Last week, Digiday published a post about how brands have started tapping into multicultural influencers to reach this niche demographic. This all surfaced when L’Oreal tapped Muslim YouTuber, Amena Kin, for a True Match foundation video (check it out below):

We’re happy to say, this is only just the start. Campaigns seem ever-more-ready to showcase diverse talent and provide inclusive vignettes that look more like our actual lives and communities. “Over the past few months, women wearing hijabs (known affectionately as “Hijabis”) have appeared in big-budget campaigns for Apple, YouTube and Dolce and Gabbana,” the post explained. In the U.K., brands like L’Oréal, Danone and Uniqlo are also forging relationships with Muslim influencers.

Digiday chatted with Amani Alkhat, the founding editor-in-chief of MuslimGirl, who explained that brands are starting to pay attention.

“Social media is a great equalizer. These girls have skyrocketed on these platforms as they’re able to eliminate those boundaries and show the diversity we might not see in adverts,” said Alkhat. “Now, brands are catching up.”

Q&A with Influencer Summer Albarcha

multicultural influencers

We tapped into our own marketplace and chatted with influencer, Summer Albarcha, to see her take on brands working with Muslim influencers.

TapInfuence: Considering that the Muslim population is marginalized when it comes to advertising targets, how do you find yourself trying to change that trend?
Summer: By working with fashion, beauty and lifestyle brands, I hope to build the bridge between mainstream companies and the Muslim consumer. I believe one of the biggest challenges is the lack of effortless ready-to-wear modest pieces in the market. As a student, I feel how important it is to be comfortable for a full day at school or errands, while at the same time being fashionable and modest! Therefore, I always try to show ways to dress effortlessly and modest through my “layering” style, and when I work with brands, I style their pieces in this same style, making it not only attractive for my audience, but also demonstrating the flexibility of modest fashion.

Tap: What are some brands that you want to work with?

Summer: I’d love to work with more everyday American lifestyle brands. This would bring greater female Muslim representation to the portrayal of an American everyday lifestyle.

Tap: Muslims makeup over 20% of the population and thus far American/European fashion brands haven’t catered to that market much, if at all. What are your thoughts?

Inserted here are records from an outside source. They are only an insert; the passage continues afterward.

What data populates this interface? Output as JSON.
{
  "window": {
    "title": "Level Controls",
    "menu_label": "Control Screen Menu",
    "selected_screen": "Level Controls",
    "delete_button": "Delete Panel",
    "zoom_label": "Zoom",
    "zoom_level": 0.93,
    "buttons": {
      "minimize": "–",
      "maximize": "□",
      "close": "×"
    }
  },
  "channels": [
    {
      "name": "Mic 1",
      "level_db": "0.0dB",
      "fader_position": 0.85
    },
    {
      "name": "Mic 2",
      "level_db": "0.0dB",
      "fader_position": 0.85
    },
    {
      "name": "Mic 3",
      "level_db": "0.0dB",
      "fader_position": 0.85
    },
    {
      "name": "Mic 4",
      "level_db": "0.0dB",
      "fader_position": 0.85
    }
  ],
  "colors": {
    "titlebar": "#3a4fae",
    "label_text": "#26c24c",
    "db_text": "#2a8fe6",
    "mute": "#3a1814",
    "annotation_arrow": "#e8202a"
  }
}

Summer: This is something I am particularly passionate about. At the age of eighteen, I spoke at Fashion Forward to address the lack of modest fashion trends in the USA. As a Muslim-American, there are hundreds of thousands of women like me attending university and holding professional jobs, seeking a way to express their personality through fashion while maintaining their values. Although the USA/Europe are such melting pot cultures, the fashion industry is mainly marketed towards non-modest audiences. Through modest fashion bloggers, we are able to bring closer the gap in the Western fashion industry in order to accommodate people of all backgrounds. Fortunately, the hijab-wearing audience is beginning to gain recognition by some Western brands, such as H&M’s new advertising featuring a woman in a hijab. Even my personal social media partnerships with brands such as L’Oreal Paris reflect the beauty & fashion industry’s desire to reach a more diversified audience.

Tap: In your mind, what brands are doing it right (when working with multicultural influencers)?

Summer: I believe L’Oreal Paris is doing a great job in working with influencers. They are demonstrating their personal interest in a candidate and showing to the audience that the influencer’s values represent the company’s values.

Tap: What do you hope to see more of in terms of influencer marketing in 2017?

Summer: I would like to see more brands working with a diverse range of influencers to represent them. This would make the products/services more relatable and personalized to the consumer, and fortunately, this is something already beginning to occur. I can’t wait to see what the future has in store!

What now?

As more multinational brands tap into influencer marketing, they will see that influencers are capable of targeting diverse demographics and co-creating content that resonates. Are you looking to get started with influencer marketing? Check out this free influencer marketing starter kit. It includes everything you need to launch your first influencer marketing campaign.

Who are some brands you think are doing a great job of targeting multicultural audiences? Let us know. We’d love to check them out.

About Summer

Summer Albarcha began in 2012 as Hipster Hijabis, a modest fashion blog for teenagers in the St.Louis area. At the age of eighteen, she was invited to Dubai to speak at Fashion Forward to address the lack of modest fashion trends in the USA. Soon, Summer learned her blogging could make a difference and decided to continue her love for fashion throughout her college career as Summer Albarcha.